A Perpignan, l’élection s’organise à partir du « Registre des Matricules » qui compte trois listes ; les bourgeois très riches, les riches et les moins riches ; pour simplifier, du banquier à l’artisan. Ce sont les trois Mains. (Voir la façade de la Marie)

Donc, pas de représentants de la noblesse ni du clergé. L’assemblée des élus, dans laquelle sont répartis équitablement les hommes des trois listes, forme « el consolat de la vila ».

Le panneau métallique indique que « les trois mains ou bras en bronze …» Alors ? Main ou Bras ?

Les Corts Catalanes (c’est-à-dire le Parlement des Députés) étaient composées des députés des trois corps : le clergé, la noblesse et les représentants des villes, ils formaient les trois Bras. Donc, ne pas confondre les « Mains » et les « Bras » : les trois Mains pour la Commune et les trois Bras pour le parlement.

4 – Et l’Aragon ?

  • «Le Roussillon est-il sous domination aragonaise»?

Combien de fois à longueur d’année, peut-on lire une telle erreur dans la plupart des journaux, hebdomadaires et mensuels ! En 1137, le comte de Barcelone Ramon Berenguer épouse Peronelle, héritière du royaume d’Aragon. Désormais, les descendants du couple porteront ce titre : Comte de Barcelone et Roi d’Aragon. Chacun des deux « pays » garde ses lois, sa langue, sa monnaie… c’est le principe du système politique de la « Confédération » qui sera appliqué jusqu’en 1659 en Roussillon, date où Louis XIV instaure le centralisme français et que son petit-fils Philippe V imite en Espagne.

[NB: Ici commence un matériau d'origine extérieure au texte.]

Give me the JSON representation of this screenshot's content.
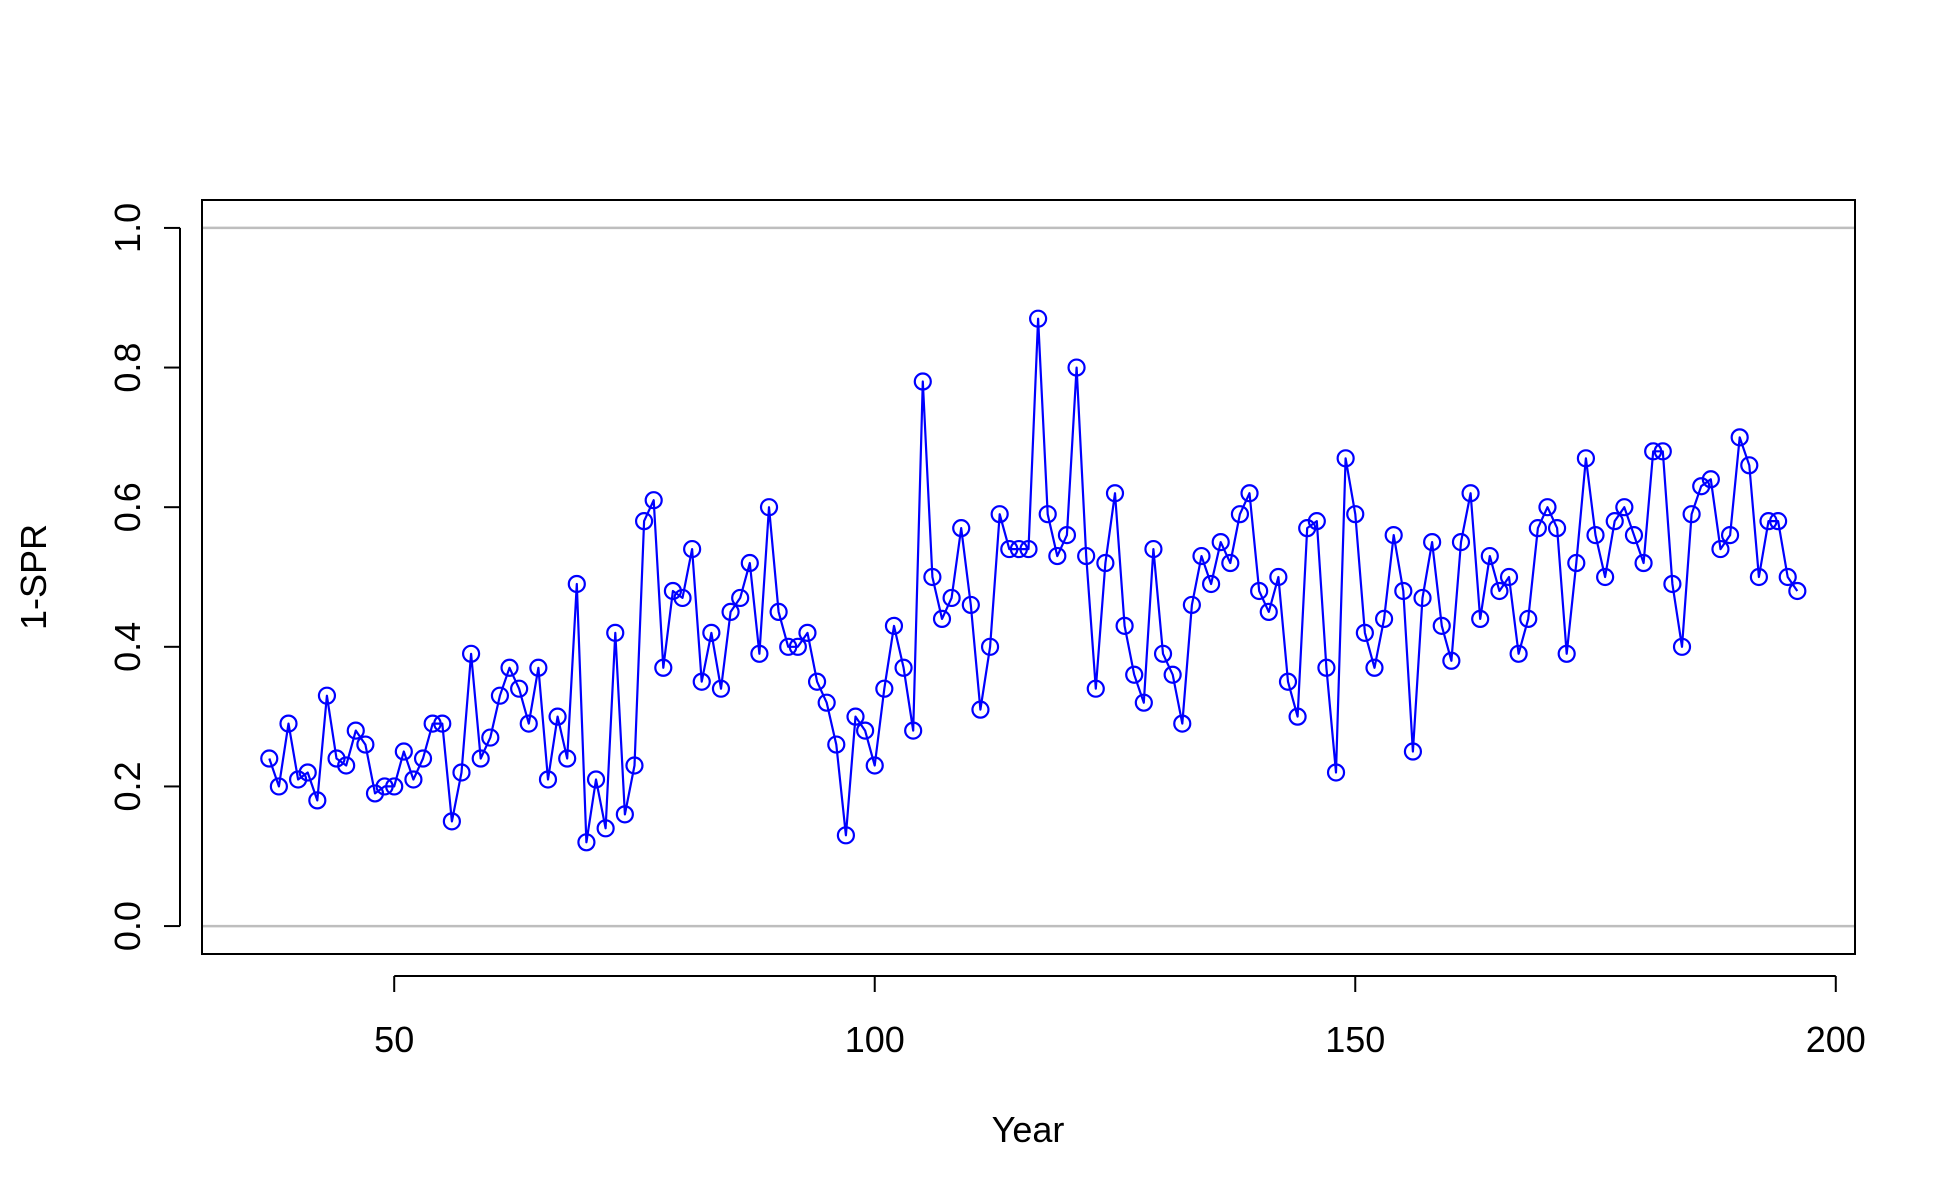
{
  "chart_data": {
    "type": "line",
    "xlabel": "Year",
    "ylabel": "1-SPR",
    "xlim": [
      30,
      202
    ],
    "ylim": [
      -0.04,
      1.04
    ],
    "x_ticks": [
      50,
      100,
      150,
      200
    ],
    "x_tick_labels": [
      "50",
      "100",
      "150",
      "200"
    ],
    "y_ticks": [
      0.0,
      0.2,
      0.4,
      0.6,
      0.8,
      1.0
    ],
    "y_tick_labels": [
      "0.0",
      "0.2",
      "0.4",
      "0.6",
      "0.8",
      "1.0"
    ],
    "reference_lines": [
      0.0,
      1.0
    ],
    "reference_line_color": "#bebebe",
    "series_color": "#0000ff",
    "marker": "open-circle",
    "x_start": 37,
    "values": [
      0.24,
      0.2,
      0.29,
      0.21,
      0.22,
      0.18,
      0.33,
      0.24,
      0.23,
      0.28,
      0.26,
      0.19,
      0.2,
      0.2,
      0.25,
      0.21,
      0.24,
      0.29,
      0.29,
      0.15,
      0.22,
      0.39,
      0.24,
      0.27,
      0.33,
      0.37,
      0.34,
      0.29,
      0.37,
      0.21,
      0.3,
      0.24,
      0.49,
      0.12,
      0.21,
      0.14,
      0.42,
      0.16,
      0.23,
      0.58,
      0.61,
      0.37,
      0.48,
      0.47,
      0.54,
      0.35,
      0.42,
      0.34,
      0.45,
      0.47,
      0.52,
      0.39,
      0.6,
      0.45,
      0.4,
      0.4,
      0.42,
      0.35,
      0.32,
      0.26,
      0.13,
      0.3,
      0.28,
      0.23,
      0.34,
      0.43,
      0.37,
      0.28,
      0.78,
      0.5,
      0.44,
      0.47,
      0.57,
      0.46,
      0.31,
      0.4,
      0.59,
      0.54,
      0.54,
      0.54,
      0.87,
      0.59,
      0.53,
      0.56,
      0.8,
      0.53,
      0.34,
      0.52,
      0.62,
      0.43,
      0.36,
      0.32,
      0.54,
      0.39,
      0.36,
      0.29,
      0.46,
      0.53,
      0.49,
      0.55,
      0.52,
      0.59,
      0.62,
      0.48,
      0.45,
      0.5,
      0.35,
      0.3,
      0.57,
      0.58,
      0.37,
      0.22,
      0.67,
      0.59,
      0.42,
      0.37,
      0.44,
      0.56,
      0.48,
      0.25,
      0.47,
      0.55,
      0.43,
      0.38,
      0.55,
      0.62,
      0.44,
      0.53,
      0.48,
      0.5,
      0.39,
      0.44,
      0.57,
      0.6,
      0.57,
      0.39,
      0.52,
      0.67,
      0.56,
      0.5,
      0.58,
      0.6,
      0.56,
      0.52,
      0.68,
      0.68,
      0.49,
      0.4,
      0.59,
      0.63,
      0.64,
      0.54,
      0.56,
      0.7,
      0.66,
      0.5,
      0.58,
      0.58,
      0.5,
      0.48
    ]
  }
}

L’Aragon? Sachez que le couronnement du souverain était organisé en premier à Barcelone, puis à Saragosse, pour le royaume d’Aragon. Plus tard à València. La Generalitat est fondée en Catalogne en 1359; la même organisation politique est instaurée en Aragon en 1412 et à València en 1418.

Pendant les siècles qui suivirent, les reines voudront accoucher en Catalogne (et à Perpignan deux fois ; ce seront les futurs souverains Martí et Joan) et non en Aragon. Tous les souverains, comtes de Barcelone et rois d’Aragon reposent en Catalogne : soit au monastère de Poblet, soit au monastère de Santes-Creus (pour deux souverains Pierre II le Grand et Jacques II).

Un seul, Pierre I° le Catholique, mort à Muret en 1213, repose dans le monastère de Sixena en Aragon, proche de la frontière Catalane. Alphonse le Magnanime qui avait fait la conquête du royaume de Naples était mort en 1458. Il avait été enterré dans la sacristie du couvent Sant Domènec à Naples. Madrid va s’opposer au retour du corps d’Alfons. Finalement, ses dépouilles seront ramenées à Poblet en août 1671. Il repose à côté des autres membres de sa famille.

  • La Generalitat de Perpinyà.

C’est le bâtiment à droite de la Mairie. Or, rien n’est plus catalan que le principe de la Generalitat (comme à Barcelone, puis à Saragosse et à Valencia) ; rien n’est plus catalan que cette porte romane ! Or voilà que le panneau indique… « La pureté de l’architecture aragonaise ». Il fallait oser !

 

Moralité

Nous avons vu quelques exemples… mais nous pourrions allonger la liste.